6. Tanya: Dalam pelaksanaannya apa saja persyaratan yang harus dipenuhi oleh nasabah dalam mengajukan pembiayaan KPRS ini?
Jawab: 1) Foto copy KTP (suami/istri), Kartu Keluarga dan Surat Nikah. 2) Foto copy Sertifikat Hak Milik Tanah/Rumah Pemohon. 3) Surat Keterangan Keabsahan Kepemilikan Tanah/Rumah Dari
Pemerintah Kecamatan Atau Pejabat Terkait.
4) Surat ijin Mendirikan Bangunan (IMB) Dari Instansi Terkait/Pemerintah Kecamatan, Bagi Pemohon Yang Akan Bangun Rumah Baru.
5) Slip Gaji/Surat Keterangan Penghasilan (bagi yang berpenghasilan tetap) dari kantor/perusahaan yang bersangkutan.
6) Surat keterangan berpenghasilan tidak tetap (yang diketahui oleh Lurah/Kepala Desa setempat).

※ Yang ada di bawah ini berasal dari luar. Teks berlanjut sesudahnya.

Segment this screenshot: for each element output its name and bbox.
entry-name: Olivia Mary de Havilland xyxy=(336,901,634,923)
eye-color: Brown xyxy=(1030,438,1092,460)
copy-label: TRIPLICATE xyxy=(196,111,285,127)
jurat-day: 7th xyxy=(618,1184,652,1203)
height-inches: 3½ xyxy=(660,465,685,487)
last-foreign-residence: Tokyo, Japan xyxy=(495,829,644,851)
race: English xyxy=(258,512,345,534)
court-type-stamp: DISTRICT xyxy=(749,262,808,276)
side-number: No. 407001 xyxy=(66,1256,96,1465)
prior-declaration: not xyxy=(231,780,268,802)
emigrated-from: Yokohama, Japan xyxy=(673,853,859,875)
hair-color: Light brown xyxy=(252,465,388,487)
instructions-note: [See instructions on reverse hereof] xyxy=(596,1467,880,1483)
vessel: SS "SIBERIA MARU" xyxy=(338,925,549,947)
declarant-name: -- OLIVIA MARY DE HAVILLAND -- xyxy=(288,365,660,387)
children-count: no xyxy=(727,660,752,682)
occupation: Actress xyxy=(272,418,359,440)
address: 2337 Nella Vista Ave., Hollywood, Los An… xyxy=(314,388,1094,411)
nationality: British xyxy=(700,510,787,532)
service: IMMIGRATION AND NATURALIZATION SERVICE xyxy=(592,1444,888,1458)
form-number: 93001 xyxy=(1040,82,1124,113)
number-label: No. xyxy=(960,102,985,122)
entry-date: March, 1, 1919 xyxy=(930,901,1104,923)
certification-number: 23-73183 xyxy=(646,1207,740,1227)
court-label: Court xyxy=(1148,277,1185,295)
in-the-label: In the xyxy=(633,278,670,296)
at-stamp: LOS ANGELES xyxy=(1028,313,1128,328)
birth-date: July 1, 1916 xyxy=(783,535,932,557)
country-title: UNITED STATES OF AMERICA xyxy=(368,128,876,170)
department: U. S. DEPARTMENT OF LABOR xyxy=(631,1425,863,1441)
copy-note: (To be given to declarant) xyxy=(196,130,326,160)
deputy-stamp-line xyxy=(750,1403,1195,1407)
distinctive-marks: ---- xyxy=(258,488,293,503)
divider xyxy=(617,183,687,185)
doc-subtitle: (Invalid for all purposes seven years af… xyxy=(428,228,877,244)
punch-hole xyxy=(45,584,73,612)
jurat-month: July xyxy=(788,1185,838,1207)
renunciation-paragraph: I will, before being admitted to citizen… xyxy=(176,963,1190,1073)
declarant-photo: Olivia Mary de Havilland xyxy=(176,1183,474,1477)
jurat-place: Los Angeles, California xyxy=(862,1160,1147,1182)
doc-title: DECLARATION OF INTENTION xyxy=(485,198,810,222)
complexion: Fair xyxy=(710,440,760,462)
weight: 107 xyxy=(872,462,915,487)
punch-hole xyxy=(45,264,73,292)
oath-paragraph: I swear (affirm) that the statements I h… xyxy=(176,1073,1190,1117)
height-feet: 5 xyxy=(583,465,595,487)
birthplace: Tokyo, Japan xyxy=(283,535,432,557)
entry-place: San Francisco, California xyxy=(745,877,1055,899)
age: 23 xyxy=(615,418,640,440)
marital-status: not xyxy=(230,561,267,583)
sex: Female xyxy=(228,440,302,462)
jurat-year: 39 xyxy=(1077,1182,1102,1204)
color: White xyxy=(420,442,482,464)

7) Surat Pernyataan belum pernah mendapat subsidi perumahan. 8) Foto dan gambar rencana rumah yang ingin dibangun 9) Foto rumah yang akan diperbaiki 10) Rincian Anggaran Belanja (RAB) yang ditanda tangani oleh pemohon
dan manager LKM BMT yang bersangkutan. 11) Scedhule/jadwal Pelaksanaan Pembangunan/Perbaikan Rumah. 12) Akad pembiayaan pembangunan/Perbaikan Rumah antara LKM BMT
dengan pemohon MBR (Masyarakat Berpenghasilan Rendah) 13) Foto copy Buku tabungan SARAS (Simpanan Anggota Rumah Sehat)
7. Tanya: Siapa sajakah yang menjadi sasaran dari pembiayaan KPRS ini?
Jawab: Masyarakat Berpenghasilan Rendah (MBR) yang memiliki usaha dan
penghasilan yang tidak mempunyai akses kelembaga perbankan. Belum memiliki rumah atau sudah memiliki rumah tapi tidak layak
huni. Belum pernah menerima subsidi perumahan.
8. Tanya: Bagaimanakah cara pembayaran pembiayaan KPRS yang dilakukan oleh
BMT Husnayain? Jawab: Secara angsuran atau cicilan pada setiap bulannya, adapun jangka waktunya
tergantung pada pilihan nasabah. Maksimal lamanya 4 tahun.
9. Tanya: Berapa jumlah saldo tabungan minimum di BMT Husnayain agar nasabah dapat memperoleh pembiayaan KPRS ini?
Jawab: Dalam peraturan MENPERA saldo minimal nasabah Rp. 1 juta rupiah, tapi BMT Husnayain tidak memberlakukan itu, melihat kondisi masyarakat yang tidak memungkinkan, jadi kami hanya menetapkan saldo minimal Rp.500.000,-
10. Tanya: Apakah dalam pembiayan ini diwajibkan menyediakan jaminan? Jika iya,
jaminan dalam bentuk apa yang ditetapkan oleh BMT Husnayain? Jawab: Jaminan bukankah satu syarat yang mutlak untuk dipenuhi dalam
pembiayaan KPRS ini, tetapi jaminan dimaksudkan untuk menjaga agar si nasabah tidak main-main dengan pembiayaan ini. Kami tidak ingin memberatkan nasabah, hanya dengan surat keterangan dari RT/RW atas kepemilikan rumah itu saja bisa dijadikan jaminan. Karena kami benar-benar
tulus membantu masyarakat sekitar demi mendapatkan tempat tinggal yang layak huni.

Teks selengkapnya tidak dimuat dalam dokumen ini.